For the past three months I have been searching for that very thing.
Two weekends ago I woke up in my Chelsea sublet for the last time. The past month I’ve been living life in the interlude. I’ve been waiting in a theater seat while two spotlights glow on a curtained stage, and the orchestra is still doing filler suites. There are lots of sweeping melodies that suggest what is to come, but for a whole month, I never really knew what was in Act II.
Around 8 am I struggled carrying the last of my belongings down the stairs of the sublet and stopped at the door. The super of the building, a tall, round man with white hair and implacable accent fake pouted. “We hate to see good ones go,” he said.
I hopped in a cab. Traffic stalled on 28th Street. I knew what I’d miss about being in Chelsea – the flowers on the streets, the proximity to my friends, and my work, and Union Square.
After arriving at my storage unit to meet my movers I took another cab up to my new home. We took the west side highway up to the end of Washington Heights. The Hudson was covered in ice. As soon as the driver took a right turn underneath the George Washington Bridge I entered “Act II”. The curtain now parted on wintery, Washington Heights. The setting now set, the interlude trailing off the page in pianissimo.
I had yet to see my new home in the daytime. The wood floors were shining; light was streaming in the uncovered windows, with a view to the courtyard and center of the building. There would be lots of things to see in the other apartments across the street. This was it, this was a real home.
By noon the move was completed. Amid a living room covered in boxes, I managed to find my bed linens and climb into bed for a long nap. I couldn’t think of a better way to celebrate the arrival of a true, concrete thing in my life, then wrapped up in my own bed. My sleep was deep, not like the insomnia of the past few weeks. No longer did I need to wake up and ask a question. The conclusion was there, tucking me in, patting my head.

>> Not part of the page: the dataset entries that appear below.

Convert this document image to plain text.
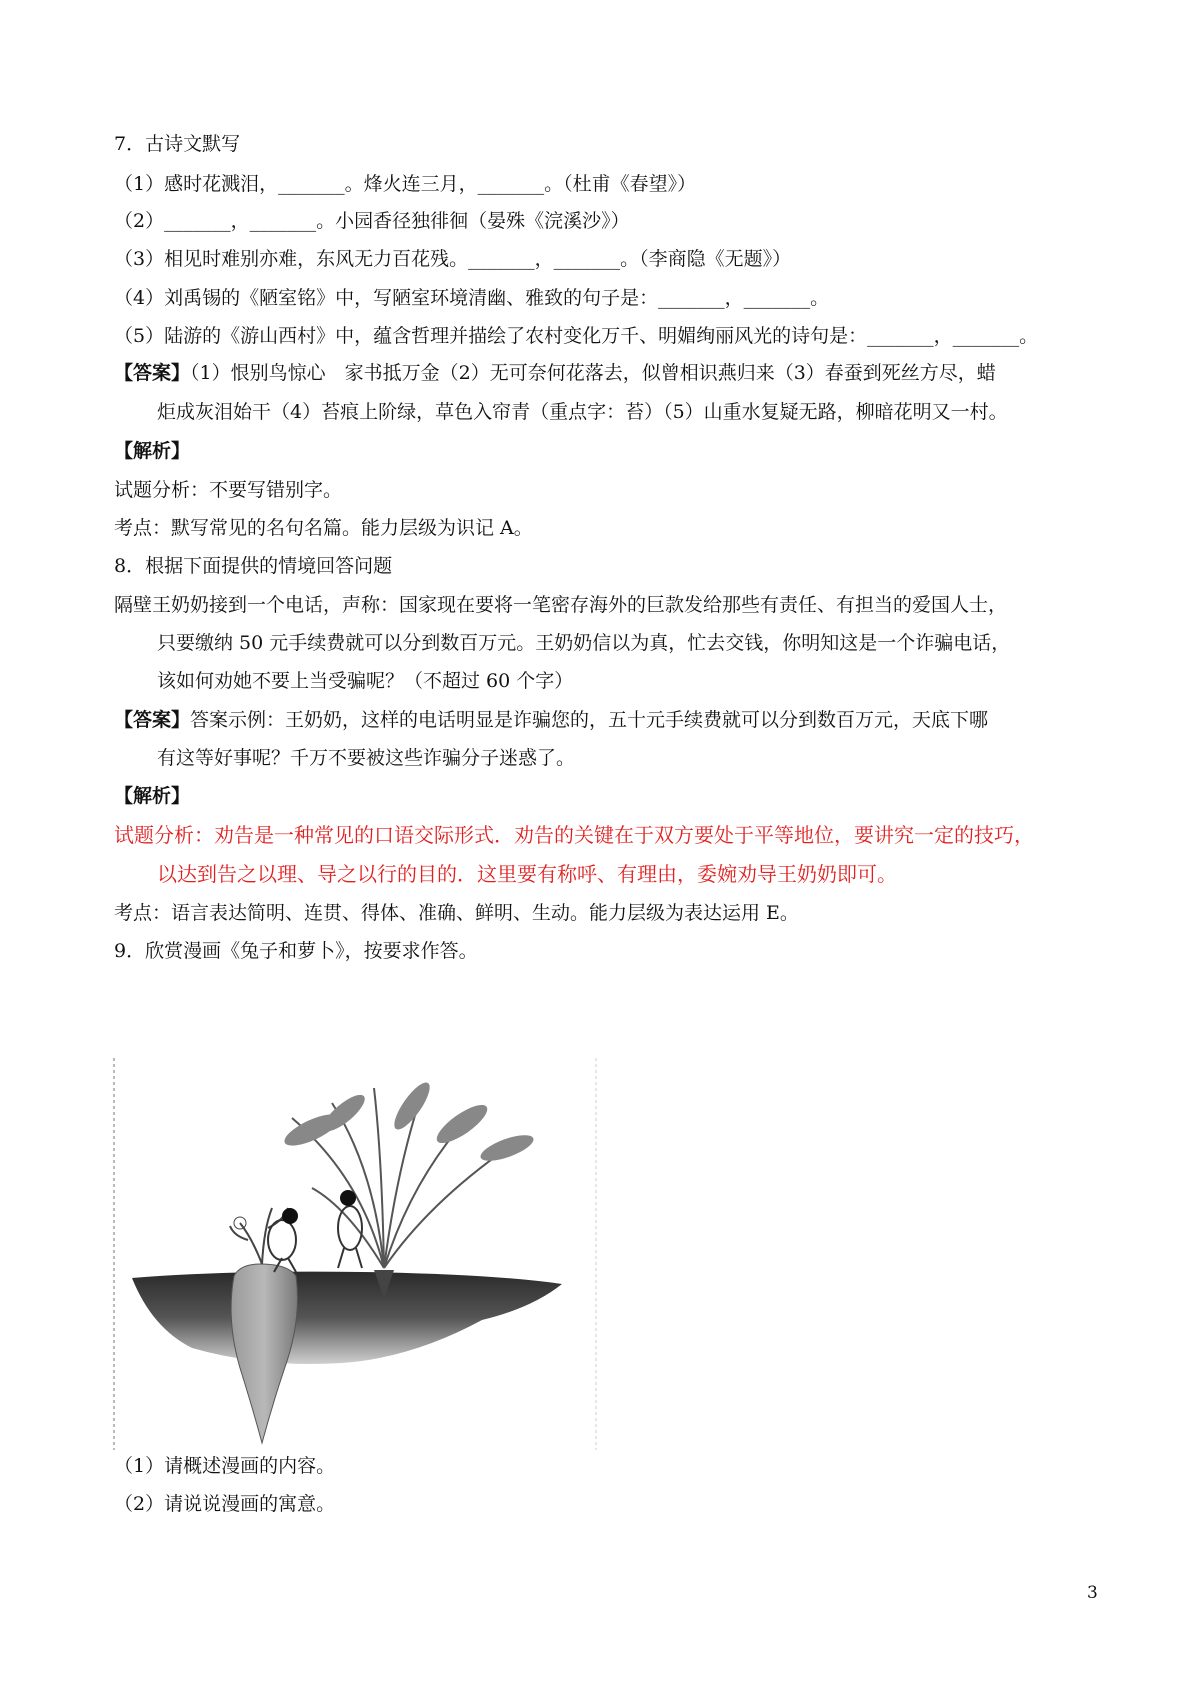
7．古诗文默写
（1）感时花溅泪，_______。烽火连三月，_______。（杜甫《春望》）
（2）_______，_______。小园香径独徘徊（晏殊《浣溪沙》）
（3）相见时难别亦难，东风无力百花残。_______，_______。（李商隐《无题》）
（4）刘禹锡的《陋室铭》中，写陋室环境清幽、雅致的句子是：_______，_______。
（5）陆游的《游山西村》中，蕴含哲理并描绘了农村变化万千、明媚绚丽风光的诗句是：_______，_______。
【答案】（1）恨别鸟惊心　家书抵万金（2）无可奈何花落去，似曾相识燕归来（3）春蚕到死丝方尽，蜡
炬成灰泪始干（4）苔痕上阶绿，草色入帘青（重点字：苔）（5）山重水复疑无路，柳暗花明又一村。
【解析】
试题分析：不要写错别字。
考点：默写常见的名句名篇。能力层级为识记 A。
8．根据下面提供的情境回答问题
隔壁王奶奶接到一个电话，声称：国家现在要将一笔密存海外的巨款发给那些有责任、有担当的爱国人士，
只要缴纳 50 元手续费就可以分到数百万元。王奶奶信以为真，忙去交钱，你明知这是一个诈骗电话，
该如何劝她不要上当受骗呢？（不超过 60 个字）
【答案】答案示例：王奶奶，这样的电话明显是诈骗您的，五十元手续费就可以分到数百万元，天底下哪
有这等好事呢？千万不要被这些诈骗分子迷惑了。
【解析】
试题分析：劝告是一种常见的口语交际形式．劝告的关键在于双方要处于平等地位，要讲究一定的技巧，
以达到告之以理、导之以行的目的．这里要有称呼、有理由，委婉劝导王奶奶即可。
考点：语言表达简明、连贯、得体、准确、鲜明、生动。能力层级为表达运用 E。
9．欣赏漫画《兔子和萝卜》，按要求作答。
（1）请概述漫画的内容。
（2）请说说漫画的寓意。
3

Integrating to a new neighborhood is an interesting practice. I’ve moved three times in New York City and haven’t devised the best way to do it. I went to the local grocery store over the weekend where my memory of Spanish escaped me. I’ve learned already one big “Don’t” – don’t order sushi. And two big “Do’s” – do go to the dollar stores and do frequent Harlem Public. My coffee shops, writing nooks and what have you are yet to be discovered. But I suppose that is part of the fun, a new thing.